22 October 1930

...If those heroic deeds have made such an impression upon you, would not the reading of the narrative arouse the friends to greater sacrifices and stimulate them to more intensive service? It was not mere physical torture that the friends in Persia had to endure but also moral persecution for they were cursed and vilified by all the people, especially when they ceased to defend themselves ... the Master used to say sometimes that the western friends will be severely persecuted but theirs will be primarily moral....


Letter of 30 November 1930

30 November 1930

He (the Guardian) is enclosing extracts from Lord Curzon’s “Persia and the Persian Question” giving a detailed and faithful description of the state of Persia in the middle of the 19th century. He thinks that references to the extracts ... will be of great value in showing to the reader the contrast between the decadent state of the government and the people at that time and the heroism and nobility of character displayed by the early disciples of the Báb... Shoghi Effendi is also sending you ... the Master’s words concerning the situation which led to the defensive action which the early disciples of the Báb were compelled to take in Mázindarán, Nayríz and Zanján. From these words it is evident that a systematic campaign of plunder and massacre had been initiated by the central government. Bahá’u’lláh, Who Himself was an active figure in those days and was regarded one of the leading exponents of the Faith of the Báb, states clearly His views in the Íqán that His conception of the sovereignty of the Promised Qá’im was purely a spiritual one, and not a material or political one... His view of the sovereignty of the Qá’im confirms the various evidences given in the text of the narrative itself of the views held by those who actually participated in these events such as Hujjat, Quddús, Mullá ?usayn. The very fact that these disciples were ready and willing to emerge from the fort and return to their homes after receiving the assurance that they would be no more molested is itself an evidence that they were not contemplating any action against the authorities.

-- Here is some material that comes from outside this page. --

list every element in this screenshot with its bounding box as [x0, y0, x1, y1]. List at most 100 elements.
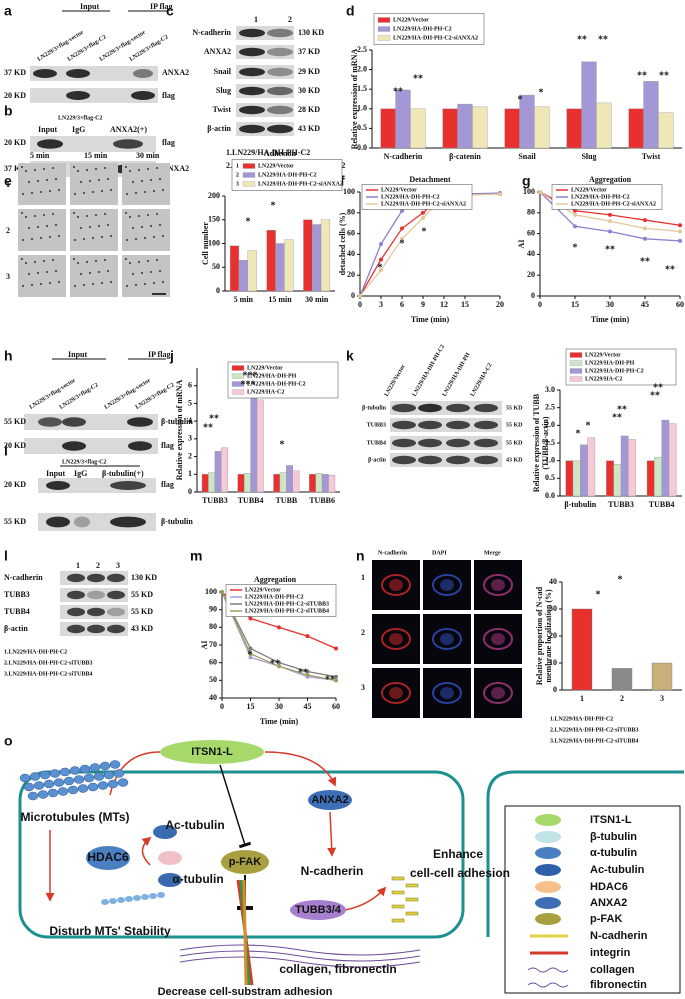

Shoghi Effendi is also sending you an account of the doctrines of Shí’ah Islám from which the Movement originally sprang. It will help you to connect the origin of the Movement with the tenets and beliefs held by the Shí’ahs of Persia. The Báb declared Himself at the beginning of His mission to be the “Báb” by which He meant to be the gate or forerunner of “Him Whom God will make manifest”, that is to say Bahá’u’lláh, Whose advent the Shí’ahs also expected in the person of “the return of Imám ?usayn”. The Sunnis also believe in a similar twofold manifestation, the first they call “the Mihdí”, the second “the Return of Christ”. By the term Báb, the Báb meant to be the forerunner of the second manifestation rather than, as some have maintained, the gate of the Qá’im. When He declared Himself to be the Báb, the people understood by the term that He was an intermediary between the absent Qá’im and His followers, though He Himself never meant to be such a person. All He claimed to be was that He was the Qá’im Himself and in addition to this station, that of the Báb, namely the gate or forerunner of “Him Whom God will make manifest”.

There are many authorised traditions from Mu?ammad stating clearly (as explained in the Íqán) that the promised Qá’im would bring a new Book and new Laws. In other words abrogating the law of Islám.

Shoghi Effendi feels that the Unity of the Bahá’í revelation as one complete whole embracing the Faith of the Báb should be emphasised... The Faith of the Báb should not be divorced from that of Bahá’u’lláh. Though the teachings of the Bayán have been abrogated and superseded by the laws of Aqdas, yet due to the fact that the Báb considered Himself as the forerunner of Bahá’u’lláh we should regard His dispensation together with that of Bahá’u’lláh as forming one entity, the former being an introductory to the advent of the latter. Just as the advent of John the Baptist—who according to various authorities was Himself the originator of laws which abrogated the teachings current among the Jews—forms part of the Christian revelation, the advent of the Báb likewise forms an integral part of the Bahá’í Faith. That is why Shoghi Effendi feels justified to call Nabíl’s narrative a narrative of the early days of the Bahá’í revelation.